The website you have dialed is not in service at this time by @BloggersRUs

The website you have dialed is not in service at this time

by Tom Sullivan


Photo by Marcin Wichary via Wikimedia Commons.

PLEASE STAND BY. The Internet is experiencing technical difficulties.

According to reports, a number of popular sites went down Friday, victims of a massive cyberattack. Reuters reports:

Hackers unleashed a complex attack on the internet through common devices like webcams and digital recorders and cut access to some of the world's best known websites on Friday, a stunning breach of global internet stability.

The attacks struck Twitter, Paypal, Spotify and other customers of an infrastructure company in New Hampshire called Dyn, which acts as a switchboard for internet traffic.
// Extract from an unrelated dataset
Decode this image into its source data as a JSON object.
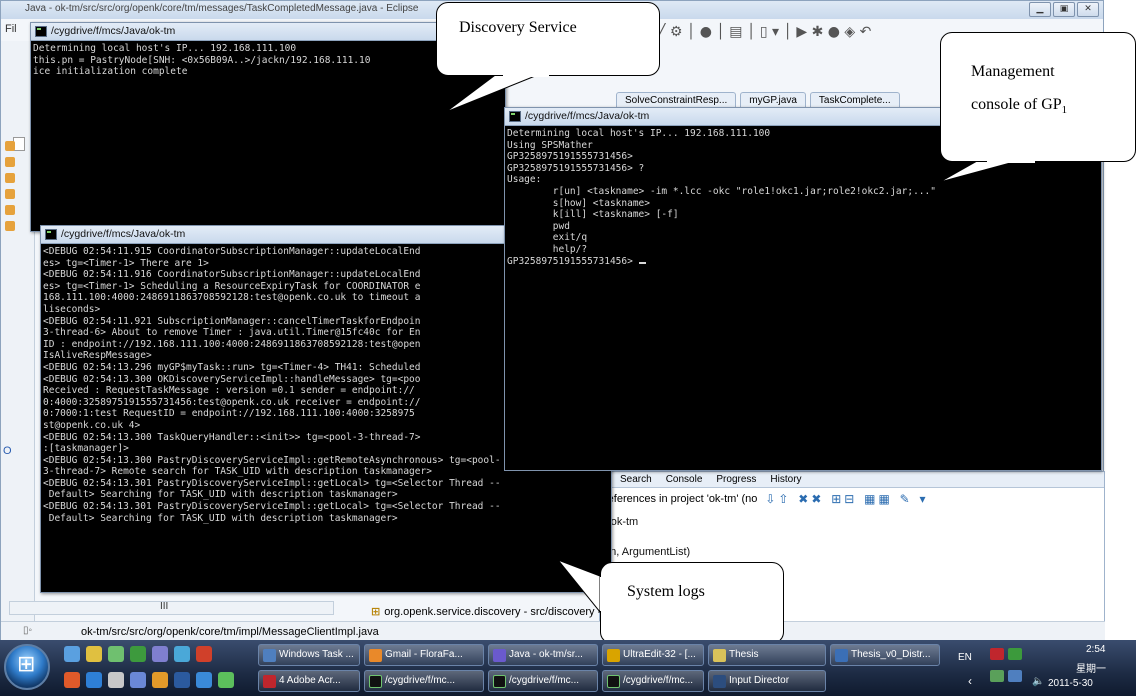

The attackers used hundreds of thousands of internet-connected devices that had previously been infected with a malicious code that allowed them to cause outages that began in the Eastern United States and then spread to other parts of the country and Europe.
The FBI is investigating:
Obama administration officials have determined the outages were the result of a malicious attack, according to a federal law enforcement official speaking on the condition of anonymity to discuss internal assessments. Investigators have come to a preliminary conclusion as to who carried them out, but are not planning to make that public for now, the official said.
Atlantic has more:
If it seems like there have been more of these sorts of outages lately, it’s because there have. “Recently, some of the major companies that provide the basic infrastructure that makes the Internet work have seen an increase in DDoS attacks against them,” the security technologist Bruce Schneier wrote in a blog post in September. “Moreover, they have seen a certain profile of attacks. These attacks are significantly larger than the ones they're used to seeing. They last longer. They're more sophisticated. And they look like probing.”

“Probing” refers to a specially calibrated kind of attack, one that’s designed to take advantage of an individual website’s precise security weaknesses. “We don't know who is doing this, but it feels like a large nation state. China or Russia would be my first guesses,” Schneier wrote.
Why not aliens? Probing used to have another connotation that involved alien attackers. In the Star Trek universe, unexpected probing usually provoked "Shields up!" and "Red Alert!" To date, the response in the meatspace seems less decisive. (Does Patrick Stewart need another project?)

Your brain may no longer be in control

It seems our little techie devices are easily assimilated and turned against us. Security researcher Brian Krebs has had his blog taken down before. On Friday, he wrote:
The size of these DDoS attacks has increased so much lately thanks largely to the broad availability of tools for compromising and leveraging the collective firepower of so-called Internet of Things devices — poorly secured Internet-based security cameras, digital video recorders (DVRs) and Internet routers. Last month, a hacker by the name of Anna_Senpai released the source code for Mirai, a crime machine that enslaves IoT devices for use in large DDoS attacks. The 620 Gbps attack that hit my site last month was launched by a botnet built on Mirai, for example.

That day Chinese and Russian hackers made America's smart refrigerators rise up against their owners.

[Yes, I know it wasn't fridges]

— emptywheel (@emptywheel) October 22, 2016

Is there a BorgWarner in your hybrid vehicle?